The purer and cleaner the white copal it is, the greater its economic value, because according to Mr. Ofelio Times it is the blood of the plant and adds: “the copalito tree gives us its‘ sangrita ’, its life. God created it for us to smoke. ” (Personal communication, October 20, 2004).
It should be emphasized that the extraction of the white copal implies that, on numerous occasions, the co-producers have to move and go into the mountains with their entire family for at least two months, to work on obtaining it.
Originally, the peasants could ignore their milpa until the second half of August and only then did they go out to co-farm. Now the copaleros are also peasants, bricklayers and the unemployed who can enter the hills from the second half of July, when the season has begun.

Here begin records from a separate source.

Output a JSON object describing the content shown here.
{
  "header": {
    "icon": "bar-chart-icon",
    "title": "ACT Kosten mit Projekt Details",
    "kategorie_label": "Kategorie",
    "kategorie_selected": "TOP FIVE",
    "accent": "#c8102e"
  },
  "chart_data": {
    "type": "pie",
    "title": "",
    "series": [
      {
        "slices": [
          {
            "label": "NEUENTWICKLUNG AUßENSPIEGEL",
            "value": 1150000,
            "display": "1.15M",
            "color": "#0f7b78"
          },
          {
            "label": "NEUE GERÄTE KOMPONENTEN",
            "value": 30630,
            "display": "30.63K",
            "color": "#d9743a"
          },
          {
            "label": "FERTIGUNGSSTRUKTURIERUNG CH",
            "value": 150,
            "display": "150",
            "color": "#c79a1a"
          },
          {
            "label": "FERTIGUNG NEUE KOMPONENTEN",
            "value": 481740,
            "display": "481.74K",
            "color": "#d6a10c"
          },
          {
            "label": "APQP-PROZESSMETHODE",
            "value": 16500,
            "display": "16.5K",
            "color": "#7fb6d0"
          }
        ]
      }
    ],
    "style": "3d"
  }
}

Without fail, the copaleros, especially from Jolalpan, Teotlalco (Puebla) and surrounding places, return from the mountain around October 15, because on the 18th of that same month, on the occasion of the feast of San Lucas in Tzicatlán (Puebla) , they sell the copal wholesale directly, since the wholesalers come to buy the white copal and through them the annual distribution is achieved in much of Mexico.
The type of resin called stone, black or tree copal is the one that Chinese copal trees exude naturally, through the wounds that certain insects cause in their bark, it is an aggregate of rounded shape and of brownish or black color.
In addition to the white and stone copals, the copaleros recover myrrh, which are laminar bark fragments, like chips, impregnated with copal resin. This material is obtained by cutting the area of the bark of the tree injured by the scratches that were made to the branches during the resin extraction process.
Another type of Bursera bipinnata copal is the tecopal, a small, rounded structure, very compact and naturally configured, with anthill stones amalgamated with copal resin. It is a particularly therapeutic product with a value equal to or greater than that of white copal.